[Top][All Lists]
[Date Prev][Date Next][Thread Prev][Thread Next][Date Index][Thread Index]
Re: [Savannah-hackers-public] FYI, ran "git gc" on all git repositories
From: |
Sylvain Beucler |
Subject: |
Re: [Savannah-hackers-public] FYI, ran "git gc" on all git repositories |
Date: |
Fri, 9 Oct 2009 20:24:57 +0200 |
User-agent: |
Mutt/1.5.20 (2009-06-14) |
On Fri, Oct 09, 2009 at 07:57:52PM +0200, Jim Meyering wrote:
> Sylvain Beucler wrote:
> > On Fri, Oct 09, 2009 at 04:27:32PM +0200, Jim Meyering wrote:
> >> I did the same thing a few months ago.
> >> For some it made a big difference: emacs.git went from 1.1GB to 155MB.
> >> Active repositories were shrunk to ~20% or even 5% of their original size.
> >>
> >> This is the script I ran:
> >>
> >> #!/bin/bash
> >> log=$(mktemp /tmp/log-repo-gc-XXXXXX)
> >> printf "Run this to see more detail:\ntail -f $log\n"
> >> exec >$log
> >>
> >> cd /vservers/vcs-noshell/srv/git
> >>
> >> for dir in *.git; do
> >> echo $dir... 1>&2
> >> start_kb=$(du -sk $dir|cut -f1)
> >> printf '%-20s %u KiB->' $dir $start_kb
> >> start_sec=$(date +%s)
> >> git --git-dir=$dir gc
> >> end_sec=$(date +%s)
> >> elapsed=$((end_sec - start_sec))
> >> end_kb=$(du -sk $dir|cut -f1)
> >> percent_saved=$(echo "scale=2; 100 * ($start_kb - $end_kb) /
> >> $start_kb"|bc)
> >> printf '%s (saved %s%% in %ss)\n' $end_kb $percent_saved $elapsed
> >> done
> >
> > Cool.
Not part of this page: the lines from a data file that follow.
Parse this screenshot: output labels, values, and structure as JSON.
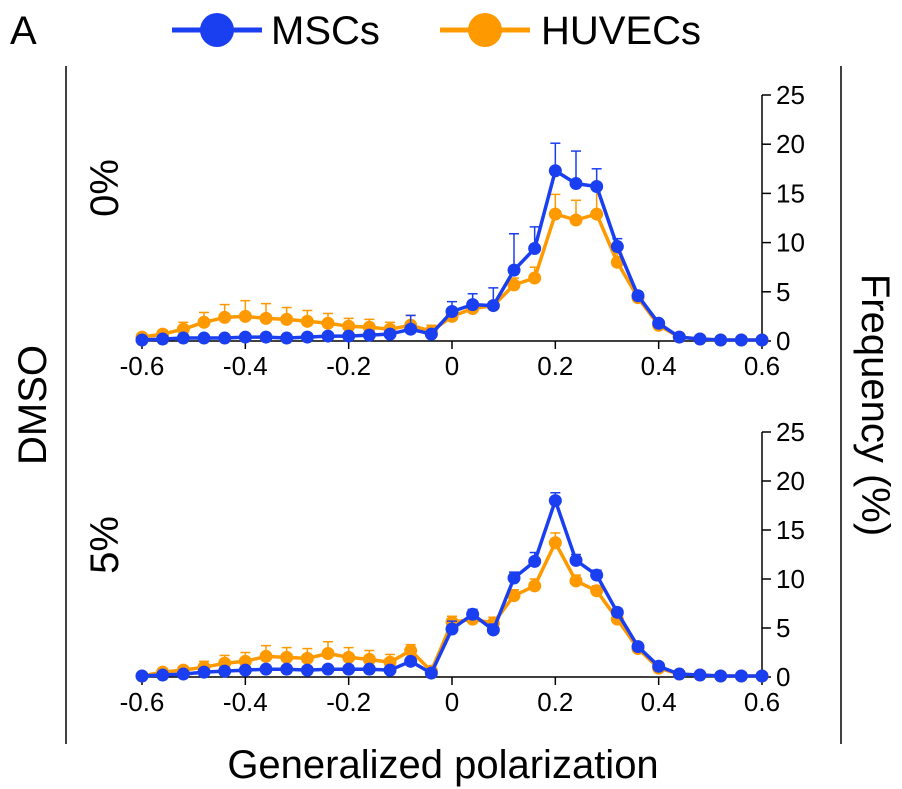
{
  "panel_label": "A",
  "left_label": "DMSO",
  "right_label": "Frequency (%)",
  "xlabel": "Generalized polarization",
  "legend": [
    {
      "name": "MSCs",
      "color": "#1a3ff0"
    },
    {
      "name": "HUVECs",
      "color": "#ff9900"
    }
  ],
  "chart_data": [
    {
      "type": "line",
      "row_label": "0%",
      "xlim": [
        -0.6,
        0.6
      ],
      "ylim": [
        0,
        25
      ],
      "x_ticks": [
        "-0.6",
        "-0.4",
        "-0.2",
        "0",
        "0.2",
        "0.4",
        "0.6"
      ],
      "y_ticks": [
        "0",
        "5",
        "10",
        "15",
        "20",
        "25"
      ],
      "x": [
        -0.6,
        -0.56,
        -0.52,
        -0.48,
        -0.44,
        -0.4,
        -0.36,
        -0.32,
        -0.28,
        -0.24,
        -0.2,
        -0.16,
        -0.12,
        -0.08,
        -0.04,
        0,
        0.04,
        0.08,
        0.12,
        0.16,
        0.2,
        0.24,
        0.28,
        0.32,
        0.36,
        0.4,
        0.44,
        0.48,
        0.52,
        0.56,
        0.6
      ],
      "series": [
        {
          "name": "MSCs",
          "color": "#1a3ff0",
          "values": [
            0.1,
            0.2,
            0.3,
            0.3,
            0.3,
            0.4,
            0.4,
            0.3,
            0.4,
            0.5,
            0.5,
            0.6,
            0.7,
            1.2,
            0.7,
            3.0,
            3.7,
            3.6,
            7.2,
            9.4,
            17.3,
            16.0,
            15.7,
            9.6,
            4.6,
            1.8,
            0.4,
            0.2,
            0.1,
            0.1,
            0.1
          ],
          "errors": [
            0.1,
            0.1,
            0.1,
            0.1,
            0.1,
            0.1,
            0.1,
            0.1,
            0.1,
            0.2,
            0.2,
            0.2,
            0.3,
            1.4,
            0.3,
            1.0,
            1.1,
            1.8,
            3.7,
            2.2,
            2.8,
            3.3,
            1.8,
            0.8,
            0.4,
            0.3,
            0.1,
            0.1,
            0.1,
            0.1,
            0.1
          ]
        },
        {
          "name": "HUVECs",
          "color": "#ff9900",
          "values": [
            0.4,
            0.7,
            1.2,
            1.9,
            2.4,
            2.5,
            2.3,
            2.2,
            2.0,
            1.8,
            1.5,
            1.4,
            1.2,
            1.6,
            1.0,
            2.5,
            3.3,
            3.6,
            5.7,
            6.4,
            12.9,
            12.3,
            12.9,
            8.0,
            4.4,
            1.6,
            0.4,
            0.2,
            0.1,
            0.1,
            0.1
          ],
          "errors": [
            0.2,
            0.4,
            0.7,
            1.0,
            1.3,
            1.6,
            1.5,
            1.2,
            1.1,
            1.0,
            0.8,
            0.8,
            0.7,
            1.0,
            0.6,
            0.5,
            0.4,
            0.4,
            0.7,
            1.1,
            2.0,
            2.0,
            2.7,
            0.9,
            0.5,
            0.2,
            0.1,
            0.1,
            0.1,
            0.1,
            0.1
          ]
        }
      ]
    },
    {
      "type": "line",
      "row_label": "5%",
      "xlim": [
        -0.6,
        0.6
      ],
      "ylim": [
        0,
        25
      ],
      "x_ticks": [
        "-0.6",
        "-0.4",
        "-0.2",
        "0",
        "0.2",
        "0.4",
        "0.6"
      ],
      "y_ticks": [
        "0",
        "5",
        "10",
        "15",
        "20",
        "25"
      ],
      "x": [
        -0.6,
        -0.56,
        -0.52,
        -0.48,
        -0.44,
        -0.4,
        -0.36,
        -0.32,
        -0.28,
        -0.24,
        -0.2,
        -0.16,
        -0.12,
        -0.08,
        -0.04,
        0,
        0.04,
        0.08,
        0.12,
        0.16,
        0.2,
        0.24,
        0.28,
        0.32,
        0.36,
        0.4,
        0.44,
        0.48,
        0.52,
        0.56,
        0.6
      ],
      "series": [
        {
          "name": "MSCs",
          "color": "#1a3ff0",
          "values": [
            0.1,
            0.2,
            0.3,
            0.5,
            0.6,
            0.7,
            0.8,
            0.8,
            0.7,
            0.8,
            0.8,
            0.8,
            0.7,
            1.6,
            0.4,
            4.9,
            6.4,
            4.8,
            10.1,
            11.8,
            18.0,
            11.9,
            10.4,
            6.6,
            3.1,
            1.1,
            0.3,
            0.2,
            0.1,
            0.1,
            0.1
          ],
          "errors": [
            0.1,
            0.1,
            0.2,
            0.2,
            0.2,
            0.3,
            0.3,
            0.3,
            0.3,
            0.3,
            0.3,
            0.3,
            0.3,
            0.4,
            0.2,
            0.8,
            0.5,
            0.6,
            0.6,
            0.9,
            0.8,
            0.6,
            0.5,
            0.4,
            0.3,
            0.2,
            0.1,
            0.1,
            0.1,
            0.1,
            0.1
          ]
        },
        {
          "name": "HUVECs",
          "color": "#ff9900",
          "values": [
            0.1,
            0.5,
            0.7,
            1.0,
            1.4,
            1.6,
            2.1,
            2.0,
            1.9,
            2.4,
            2.0,
            1.8,
            1.5,
            2.7,
            0.6,
            5.6,
            5.9,
            5.5,
            8.3,
            9.3,
            13.7,
            9.8,
            8.8,
            5.9,
            2.9,
            0.9,
            0.3,
            0.2,
            0.1,
            0.1,
            0.1
          ],
          "errors": [
            0.1,
            0.3,
            0.4,
            0.6,
            0.8,
            0.9,
            1.1,
            1.0,
            1.0,
            1.2,
            1.0,
            0.9,
            0.8,
            0.6,
            0.3,
            0.6,
            0.8,
            0.6,
            0.6,
            0.7,
            1.0,
            0.6,
            0.5,
            0.4,
            0.3,
            0.2,
            0.1,
            0.1,
            0.1,
            0.1,
            0.1
          ]
        }
      ]
    }
  ]
}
Nice optimization.
> >
> > I wonder what kind of effects this have though.
>
> It's certainly safe.
> I've done this numerous times on savannah, and on other systems,
> with no ill effects, other than for those unlucky
> enough to have to use git-over-http.
>
> > Possibly HTTP users will have to download a big file (but then
> > shouldn't use http ;))
>
> Right on both counts.
>
> > We should ask Petr Baudis from repo.or.cz, I think there's been a
> > discussion a year or two ago, and they weren't sure -- or fix git into
> > doing it automatically if that's feasible.
>
> One way or another, it's worth automating.
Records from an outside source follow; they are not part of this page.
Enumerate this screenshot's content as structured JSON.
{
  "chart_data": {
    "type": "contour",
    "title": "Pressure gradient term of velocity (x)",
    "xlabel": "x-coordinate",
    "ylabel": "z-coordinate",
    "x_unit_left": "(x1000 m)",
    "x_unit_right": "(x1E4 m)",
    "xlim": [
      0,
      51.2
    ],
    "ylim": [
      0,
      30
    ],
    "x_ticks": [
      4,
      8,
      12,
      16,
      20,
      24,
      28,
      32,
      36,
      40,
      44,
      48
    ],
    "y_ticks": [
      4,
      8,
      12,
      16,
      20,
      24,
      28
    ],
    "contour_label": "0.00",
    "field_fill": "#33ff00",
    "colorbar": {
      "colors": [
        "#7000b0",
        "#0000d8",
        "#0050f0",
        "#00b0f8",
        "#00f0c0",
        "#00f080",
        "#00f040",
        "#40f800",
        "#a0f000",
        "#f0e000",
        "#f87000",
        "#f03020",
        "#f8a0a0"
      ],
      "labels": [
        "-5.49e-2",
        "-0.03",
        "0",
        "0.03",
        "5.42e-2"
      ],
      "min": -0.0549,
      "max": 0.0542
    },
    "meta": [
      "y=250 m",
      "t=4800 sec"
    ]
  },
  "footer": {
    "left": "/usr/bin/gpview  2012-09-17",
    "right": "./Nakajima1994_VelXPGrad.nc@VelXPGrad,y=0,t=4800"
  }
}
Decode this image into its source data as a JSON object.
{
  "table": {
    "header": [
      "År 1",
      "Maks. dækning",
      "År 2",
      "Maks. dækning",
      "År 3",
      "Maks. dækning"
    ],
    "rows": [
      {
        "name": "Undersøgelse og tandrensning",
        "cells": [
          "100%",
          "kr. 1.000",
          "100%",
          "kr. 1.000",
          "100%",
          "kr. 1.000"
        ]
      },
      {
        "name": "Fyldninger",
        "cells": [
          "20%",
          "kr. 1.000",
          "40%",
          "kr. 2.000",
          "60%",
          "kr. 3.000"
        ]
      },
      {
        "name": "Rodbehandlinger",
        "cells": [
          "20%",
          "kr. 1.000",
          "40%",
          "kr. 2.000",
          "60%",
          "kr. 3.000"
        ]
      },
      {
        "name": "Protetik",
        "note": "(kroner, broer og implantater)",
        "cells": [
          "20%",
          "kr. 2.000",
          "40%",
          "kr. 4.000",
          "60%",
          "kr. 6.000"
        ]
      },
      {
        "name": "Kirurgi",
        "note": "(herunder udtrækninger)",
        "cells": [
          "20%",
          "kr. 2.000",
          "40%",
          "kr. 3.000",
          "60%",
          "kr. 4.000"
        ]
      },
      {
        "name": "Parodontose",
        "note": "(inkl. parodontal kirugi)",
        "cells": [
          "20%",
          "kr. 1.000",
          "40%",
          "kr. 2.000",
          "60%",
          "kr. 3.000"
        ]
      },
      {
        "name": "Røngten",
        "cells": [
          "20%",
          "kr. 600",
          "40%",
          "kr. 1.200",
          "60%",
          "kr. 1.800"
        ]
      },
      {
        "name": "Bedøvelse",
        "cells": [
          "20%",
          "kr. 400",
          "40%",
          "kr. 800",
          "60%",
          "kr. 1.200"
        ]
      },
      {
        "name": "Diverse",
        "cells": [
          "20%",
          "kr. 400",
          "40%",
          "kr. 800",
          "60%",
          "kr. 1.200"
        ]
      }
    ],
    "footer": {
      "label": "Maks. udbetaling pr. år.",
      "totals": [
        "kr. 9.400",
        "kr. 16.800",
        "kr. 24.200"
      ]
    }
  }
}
I think the issues was weird branching, maybe branching from remotes
that were deleted _and_ in forks using repo.or.cz space-efficient
local forks - but I may be wrong.
Last you ran a massive gc was 2009-04-12 - btw it's good to mention
this in the ChangeLog too :)
--
Sylvain